I am reminded of Audre Lorde and the importance of not letting others define us. Anyone who denies the importance of a dedicated space, physical or intellectual, to discuss one’s identity, simply hasn’t noticed that for them this space is daily life. So it’s easy to understand Precious’s achievement academically, less obvious is the precedent for space that she has built, for British Nigerians to harness their identities and take Nollywood, as art and as narrative, seriously. “This is it,” she nods, “it’s great that [academics] have recognised the dissertation because that is what has given me the publicity that I have now, but it’s so that this conversation can be had where it is supposed to be had. It’s not really about having academics be like, ‘this is coherent’, that’s not really what it’s about.”

Although she insists that she did not uncover anything new in her work, the effects of something more important are clear: adding visibility and concrete possibility for these conversations to continue in all domains. “I’ve had people from Durham and other universities inboxing me and saying ‘I want to do this dissertation, how did you go about it?’ on different aspects of Nollywood, so people have been inspired and I hope that they continue to be.” She is even creating a shortened version of the thesis, as well as the one that will most likely be published, just so that those who are most interested can read it. “Nollywood is powerful!” she remarks, “I love it, absolutely love it.”
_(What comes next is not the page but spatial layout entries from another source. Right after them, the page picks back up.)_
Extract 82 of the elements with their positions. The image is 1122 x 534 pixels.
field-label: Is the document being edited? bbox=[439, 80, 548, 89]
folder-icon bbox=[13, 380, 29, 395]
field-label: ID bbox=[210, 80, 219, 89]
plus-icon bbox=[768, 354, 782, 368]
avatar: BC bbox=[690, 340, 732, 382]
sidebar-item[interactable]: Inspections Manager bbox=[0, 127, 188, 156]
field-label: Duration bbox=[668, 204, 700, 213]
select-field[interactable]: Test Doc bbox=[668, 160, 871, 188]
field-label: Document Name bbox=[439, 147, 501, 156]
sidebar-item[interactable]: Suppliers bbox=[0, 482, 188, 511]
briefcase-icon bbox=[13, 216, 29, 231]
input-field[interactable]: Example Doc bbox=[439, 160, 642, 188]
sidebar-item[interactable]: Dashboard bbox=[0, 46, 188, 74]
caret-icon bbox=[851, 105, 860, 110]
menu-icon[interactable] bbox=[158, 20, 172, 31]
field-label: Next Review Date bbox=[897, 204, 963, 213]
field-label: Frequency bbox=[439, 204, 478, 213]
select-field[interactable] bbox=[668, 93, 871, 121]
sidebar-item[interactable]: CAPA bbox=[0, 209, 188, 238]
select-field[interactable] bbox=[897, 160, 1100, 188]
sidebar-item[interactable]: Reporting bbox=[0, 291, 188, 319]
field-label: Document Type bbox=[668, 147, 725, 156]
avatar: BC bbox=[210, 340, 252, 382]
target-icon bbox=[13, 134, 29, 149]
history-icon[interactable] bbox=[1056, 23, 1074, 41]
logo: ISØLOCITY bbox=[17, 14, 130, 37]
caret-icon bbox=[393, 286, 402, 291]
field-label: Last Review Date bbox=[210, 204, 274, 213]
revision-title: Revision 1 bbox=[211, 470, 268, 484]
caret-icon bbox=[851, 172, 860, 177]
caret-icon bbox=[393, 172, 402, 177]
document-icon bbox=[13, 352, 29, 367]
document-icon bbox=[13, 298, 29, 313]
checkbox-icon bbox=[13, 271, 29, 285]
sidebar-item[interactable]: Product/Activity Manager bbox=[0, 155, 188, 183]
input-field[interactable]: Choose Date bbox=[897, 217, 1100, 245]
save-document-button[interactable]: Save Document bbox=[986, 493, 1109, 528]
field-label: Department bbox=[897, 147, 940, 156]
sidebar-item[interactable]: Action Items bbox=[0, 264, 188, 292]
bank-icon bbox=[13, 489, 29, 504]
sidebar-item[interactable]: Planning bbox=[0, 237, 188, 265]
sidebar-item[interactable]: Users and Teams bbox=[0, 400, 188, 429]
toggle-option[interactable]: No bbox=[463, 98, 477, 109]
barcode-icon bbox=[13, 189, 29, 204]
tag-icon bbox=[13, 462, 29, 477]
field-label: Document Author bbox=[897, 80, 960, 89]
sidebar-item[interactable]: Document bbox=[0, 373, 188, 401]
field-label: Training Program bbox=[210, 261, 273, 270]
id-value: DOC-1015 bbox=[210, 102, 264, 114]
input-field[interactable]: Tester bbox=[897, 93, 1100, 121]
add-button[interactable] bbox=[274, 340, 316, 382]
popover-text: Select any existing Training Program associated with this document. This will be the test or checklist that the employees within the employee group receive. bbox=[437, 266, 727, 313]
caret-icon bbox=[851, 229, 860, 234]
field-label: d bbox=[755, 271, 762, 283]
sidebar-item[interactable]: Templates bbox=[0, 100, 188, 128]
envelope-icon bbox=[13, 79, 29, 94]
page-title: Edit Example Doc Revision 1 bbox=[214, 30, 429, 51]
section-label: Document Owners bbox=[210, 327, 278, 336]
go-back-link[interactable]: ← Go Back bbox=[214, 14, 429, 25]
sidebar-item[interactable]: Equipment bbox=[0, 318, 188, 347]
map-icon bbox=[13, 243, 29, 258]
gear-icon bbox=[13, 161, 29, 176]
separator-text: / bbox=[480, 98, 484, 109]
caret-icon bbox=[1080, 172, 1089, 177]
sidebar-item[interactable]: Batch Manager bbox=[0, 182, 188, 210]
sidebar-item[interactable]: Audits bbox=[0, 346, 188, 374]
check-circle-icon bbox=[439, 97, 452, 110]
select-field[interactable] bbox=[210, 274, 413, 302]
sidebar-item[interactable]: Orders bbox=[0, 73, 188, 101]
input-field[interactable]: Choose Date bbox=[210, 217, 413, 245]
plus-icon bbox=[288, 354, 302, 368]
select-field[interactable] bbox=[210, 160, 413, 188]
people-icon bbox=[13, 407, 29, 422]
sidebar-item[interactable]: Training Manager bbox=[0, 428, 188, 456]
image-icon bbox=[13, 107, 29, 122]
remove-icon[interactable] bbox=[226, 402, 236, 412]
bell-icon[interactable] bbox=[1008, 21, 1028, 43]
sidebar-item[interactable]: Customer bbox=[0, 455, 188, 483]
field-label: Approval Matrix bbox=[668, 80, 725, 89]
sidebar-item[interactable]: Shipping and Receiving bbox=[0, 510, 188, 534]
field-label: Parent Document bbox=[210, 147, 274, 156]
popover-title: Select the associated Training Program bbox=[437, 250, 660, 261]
With such a reasoned and passionate voice, I’m not surprised to hear that not just students have been inspired. “Even the person who wrote one of the films I used for my focus group emailed me and talked about how inspiration works in circles, because her film inspired me to do my dissertation. And she was thinking ‘who’s listening to what I’m saying about my experience growing up in Britain? No one.’ But actually this, my dissertation and people seeing it, inspired her to keep on writing! That’s the kind of thing I want to do!”

It seems only right that the circle of inspiration has come right back round. “And even now I’m considering further study” she shares jovially, “whereas before I thought ‘never’. But now I think this is something that I’d actually want to study, so why not? But we’ll talk about that another time!” I have no doubt that we will.